In 2005, Stein was asked to join former U.S. Secretary of State George Schultz and California Energy Commissioner Jim Boyd on the board of the newly formed California Secure Transportation Energy Partnership (CalSTEP). A diverse group of industry, automotive, business, academic, policy and other nongovernmental professionals, CalSTEP was formed to develop a comprehensive pro-business action plan to increase energy efficiency and fuel choice in California. Stein’s work with CalSTEP, the first major initiative focused on a single state developing its own transportation-energy security plan, resulted in an invitation from Shell International Gas Ltd. to participate in multiple workshops examining policy options and business planning outcomes relating to energy and the environment.

In 2006, Stein formed Prize Capital to fund global competitions aimed at discovering innovative solutions in the areas of energy and the environment. Within a year, he joined the CEO of the World Bank Global Environment Facility and the senior sustainability executive of the International Finance Corporation – the for-profit arm of the World Bank – at the 2007 United Nations climate-change meeting in Bali to announce a new entity called The Earth Fund. Formed to attract investment capital for early-stage innovators, the public-private partnership is based on a model that integrates investment concepts and international prizes.

Most recently, Stein joined an E2/NRDC delegation that traveled to Costa Rica to meet with President Oscar Arias and members of his cabinet to support Costa Rica in its efforts to become the world’s first carbon-neutral country by 2021.
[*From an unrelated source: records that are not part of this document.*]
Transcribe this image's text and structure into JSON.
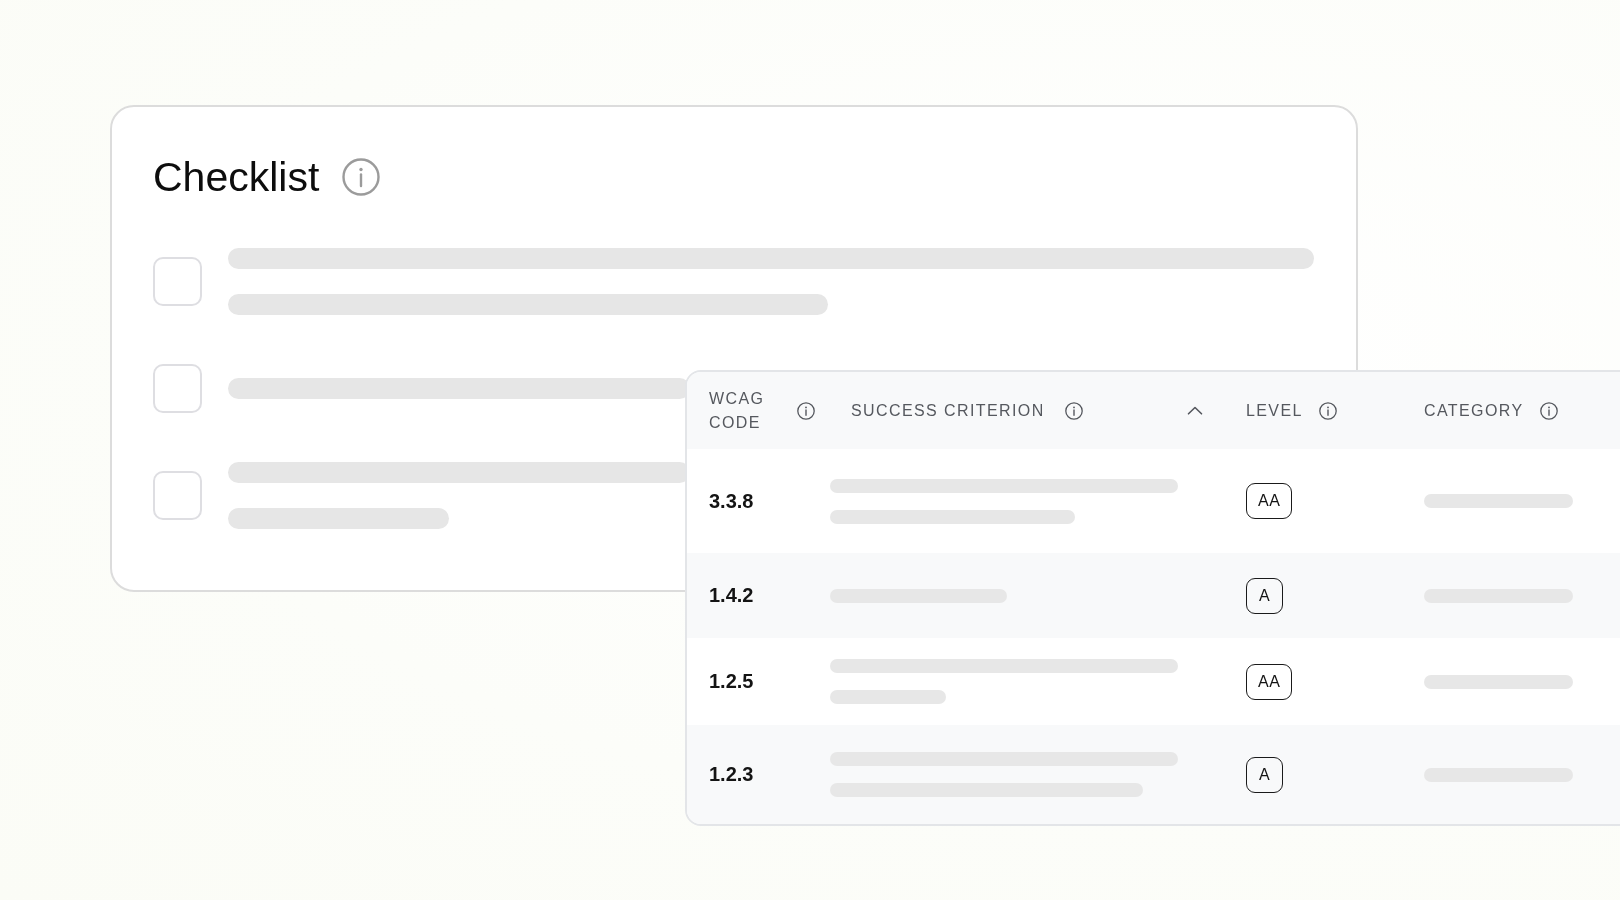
{
  "checklist": {
    "title": "Checklist",
    "items": [
      {
        "checked": false
      },
      {
        "checked": false
      },
      {
        "checked": false
      }
    ]
  },
  "table": {
    "columns": [
      {
        "label": "WCAG CODE",
        "sorted": false
      },
      {
        "label": "SUCCESS CRITERION",
        "sorted": true
      },
      {
        "label": "LEVEL",
        "sorted": false
      },
      {
        "label": "CATEGORY",
        "sorted": false
      }
    ],
    "rows": [
      {
        "wcag_code": "3.3.8",
        "wcag_level": "AA"
      },
      {
        "wcag_code": "1.4.2",
        "wcag_level": "A"
      },
      {
        "wcag_code": "1.2.5",
        "wcag_level": "AA"
      },
      {
        "wcag_code": "1.2.3",
        "wcag_level": "A"
      }
    ]
  }
}
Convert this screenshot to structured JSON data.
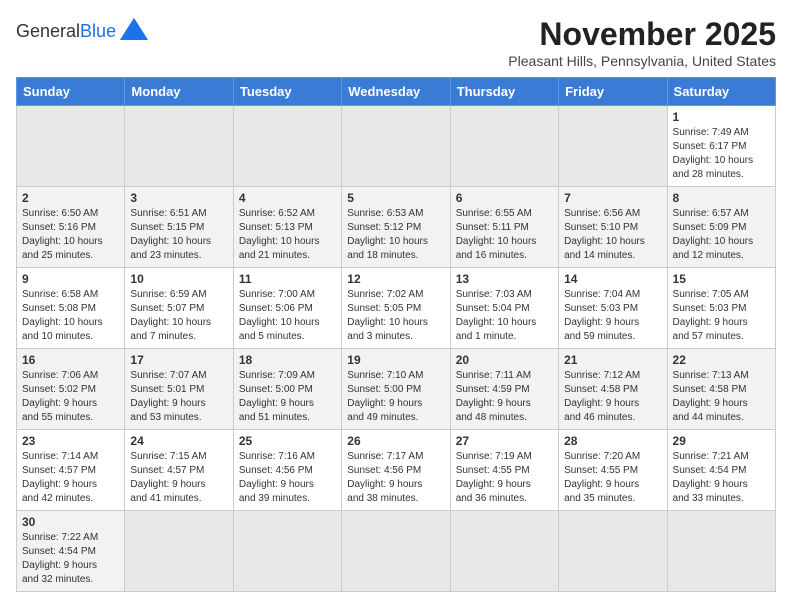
{
  "header": {
    "logo_general": "General",
    "logo_blue": "Blue",
    "month_year": "November 2025",
    "location": "Pleasant Hills, Pennsylvania, United States"
  },
  "days_of_week": [
    "Sunday",
    "Monday",
    "Tuesday",
    "Wednesday",
    "Thursday",
    "Friday",
    "Saturday"
  ],
  "weeks": [
    [
      {
        "day": "",
        "text": ""
      },
      {
        "day": "",
        "text": ""
      },
      {
        "day": "",
        "text": ""
      },
      {
        "day": "",
        "text": ""
      },
      {
        "day": "",
        "text": ""
      },
      {
        "day": "",
        "text": ""
      },
      {
        "day": "1",
        "text": "Sunrise: 7:49 AM\nSunset: 6:17 PM\nDaylight: 10 hours\nand 28 minutes."
      }
    ],
    [
      {
        "day": "2",
        "text": "Sunrise: 6:50 AM\nSunset: 5:16 PM\nDaylight: 10 hours\nand 25 minutes."
      },
      {
        "day": "3",
        "text": "Sunrise: 6:51 AM\nSunset: 5:15 PM\nDaylight: 10 hours\nand 23 minutes."
      },
      {
        "day": "4",
        "text": "Sunrise: 6:52 AM\nSunset: 5:13 PM\nDaylight: 10 hours\nand 21 minutes."
      },
      {
        "day": "5",
        "text": "Sunrise: 6:53 AM\nSunset: 5:12 PM\nDaylight: 10 hours\nand 18 minutes."
      },
      {
        "day": "6",
        "text": "Sunrise: 6:55 AM\nSunset: 5:11 PM\nDaylight: 10 hours\nand 16 minutes."
      },
      {
        "day": "7",
        "text": "Sunrise: 6:56 AM\nSunset: 5:10 PM\nDaylight: 10 hours\nand 14 minutes."
      },
      {
        "day": "8",
        "text": "Sunrise: 6:57 AM\nSunset: 5:09 PM\nDaylight: 10 hours\nand 12 minutes."
      }
    ],
    [
      {
        "day": "9",
        "text": "Sunrise: 6:58 AM\nSunset: 5:08 PM\nDaylight: 10 hours\nand 10 minutes."
      },
      {
        "day": "10",
        "text": "Sunrise: 6:59 AM\nSunset: 5:07 PM\nDaylight: 10 hours\nand 7 minutes."
      },
      {
        "day": "11",
        "text": "Sunrise: 7:00 AM\nSunset: 5:06 PM\nDaylight: 10 hours\nand 5 minutes."
      },
      {
        "day": "12",
        "text": "Sunrise: 7:02 AM\nSunset: 5:05 PM\nDaylight: 10 hours\nand 3 minutes."
      },
      {
        "day": "13",
        "text": "Sunrise: 7:03 AM\nSunset: 5:04 PM\nDaylight: 10 hours\nand 1 minute."
      },
      {
        "day": "14",
        "text": "Sunrise: 7:04 AM\nSunset: 5:03 PM\nDaylight: 9 hours\nand 59 minutes."
      },
      {
        "day": "15",
        "text": "Sunrise: 7:05 AM\nSunset: 5:03 PM\nDaylight: 9 hours\nand 57 minutes."
      }
    ],
    [
      {
        "day": "16",
        "text": "Sunrise: 7:06 AM\nSunset: 5:02 PM\nDaylight: 9 hours\nand 55 minutes."
      },
      {
        "day": "17",
        "text": "Sunrise: 7:07 AM\nSunset: 5:01 PM\nDaylight: 9 hours\nand 53 minutes."
      },
      {
        "day": "18",
        "text": "Sunrise: 7:09 AM\nSunset: 5:00 PM\nDaylight: 9 hours\nand 51 minutes."
      },
      {
        "day": "19",
        "text": "Sunrise: 7:10 AM\nSunset: 5:00 PM\nDaylight: 9 hours\nand 49 minutes."
      },
      {
        "day": "20",
        "text": "Sunrise: 7:11 AM\nSunset: 4:59 PM\nDaylight: 9 hours\nand 48 minutes."
      },
      {
        "day": "21",
        "text": "Sunrise: 7:12 AM\nSunset: 4:58 PM\nDaylight: 9 hours\nand 46 minutes."
      },
      {
        "day": "22",
        "text": "Sunrise: 7:13 AM\nSunset: 4:58 PM\nDaylight: 9 hours\nand 44 minutes."
      }
    ],
    [
      {
        "day": "23",
        "text": "Sunrise: 7:14 AM\nSunset: 4:57 PM\nDaylight: 9 hours\nand 42 minutes."
      },
      {
        "day": "24",
        "text": "Sunrise: 7:15 AM\nSunset: 4:57 PM\nDaylight: 9 hours\nand 41 minutes."
      },
      {
        "day": "25",
        "text": "Sunrise: 7:16 AM\nSunset: 4:56 PM\nDaylight: 9 hours\nand 39 minutes."
      },
      {
        "day": "26",
        "text": "Sunrise: 7:17 AM\nSunset: 4:56 PM\nDaylight: 9 hours\nand 38 minutes."
      },
      {
        "day": "27",
        "text": "Sunrise: 7:19 AM\nSunset: 4:55 PM\nDaylight: 9 hours\nand 36 minutes."
      },
      {
        "day": "28",
        "text": "Sunrise: 7:20 AM\nSunset: 4:55 PM\nDaylight: 9 hours\nand 35 minutes."
      },
      {
        "day": "29",
        "text": "Sunrise: 7:21 AM\nSunset: 4:54 PM\nDaylight: 9 hours\nand 33 minutes."
      }
    ],
    [
      {
        "day": "30",
        "text": "Sunrise: 7:22 AM\nSunset: 4:54 PM\nDaylight: 9 hours\nand 32 minutes."
      },
      {
        "day": "",
        "text": ""
      },
      {
        "day": "",
        "text": ""
      },
      {
        "day": "",
        "text": ""
      },
      {
        "day": "",
        "text": ""
      },
      {
        "day": "",
        "text": ""
      },
      {
        "day": "",
        "text": ""
      }
    ]
  ]
}
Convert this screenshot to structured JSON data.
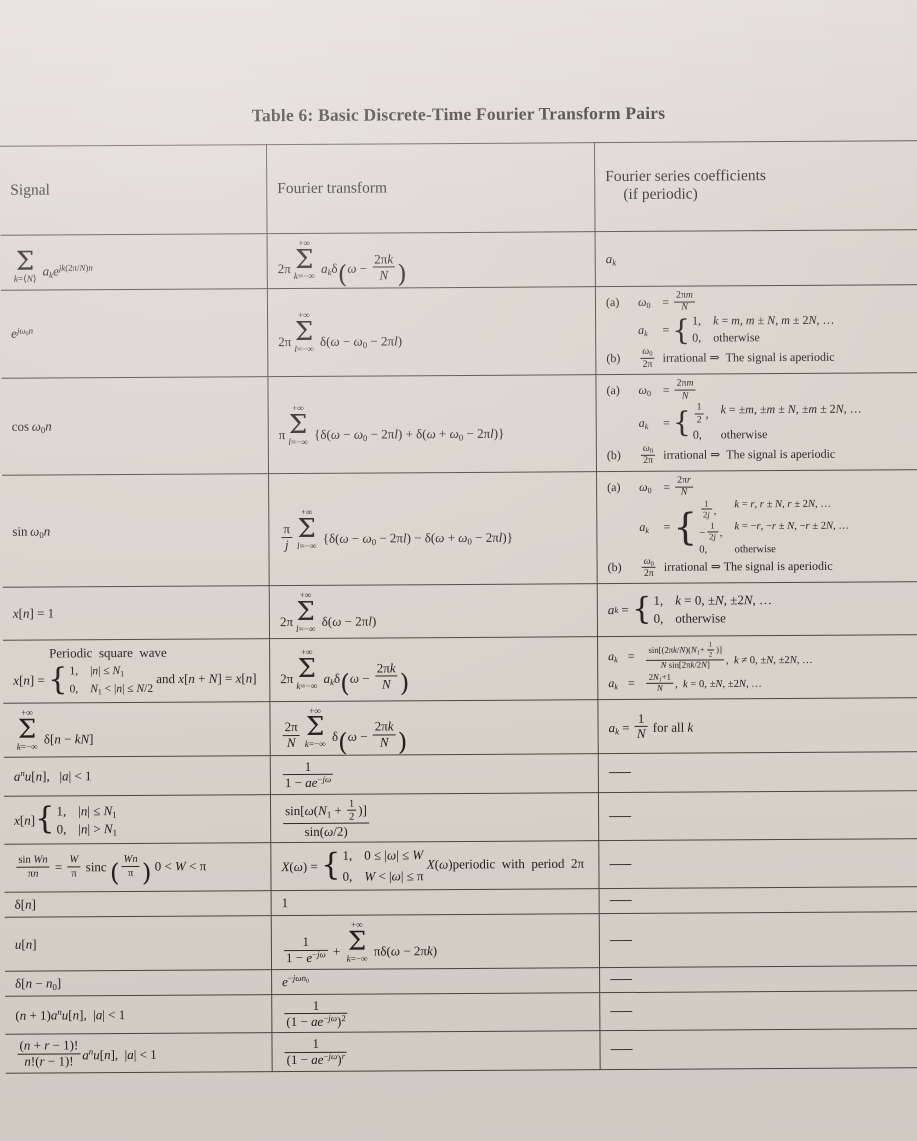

Stein has spoken at technology and investment conferences at the World Bank, the Massachusetts Institute of Technology, Oxford University, The Wharton School, Columbia University, Cornell University, UC San Diego, and on Wall Street. He has been featured in Business Week, Newsweek, The Economist, Investors Business Daily, and other national publications for his role in emerging communications technologies. His civic work includes serving as Chairman of the San Diego Stadium Authority, Chairman Emeritus of the Scripps Center for Integrative Medicine, and as a board member at Scripps Health Philanthropy Board. He has been active in Young Presidents Organization (YPO) and served as its CEO affiliate. He and June live with their three children in San Diego.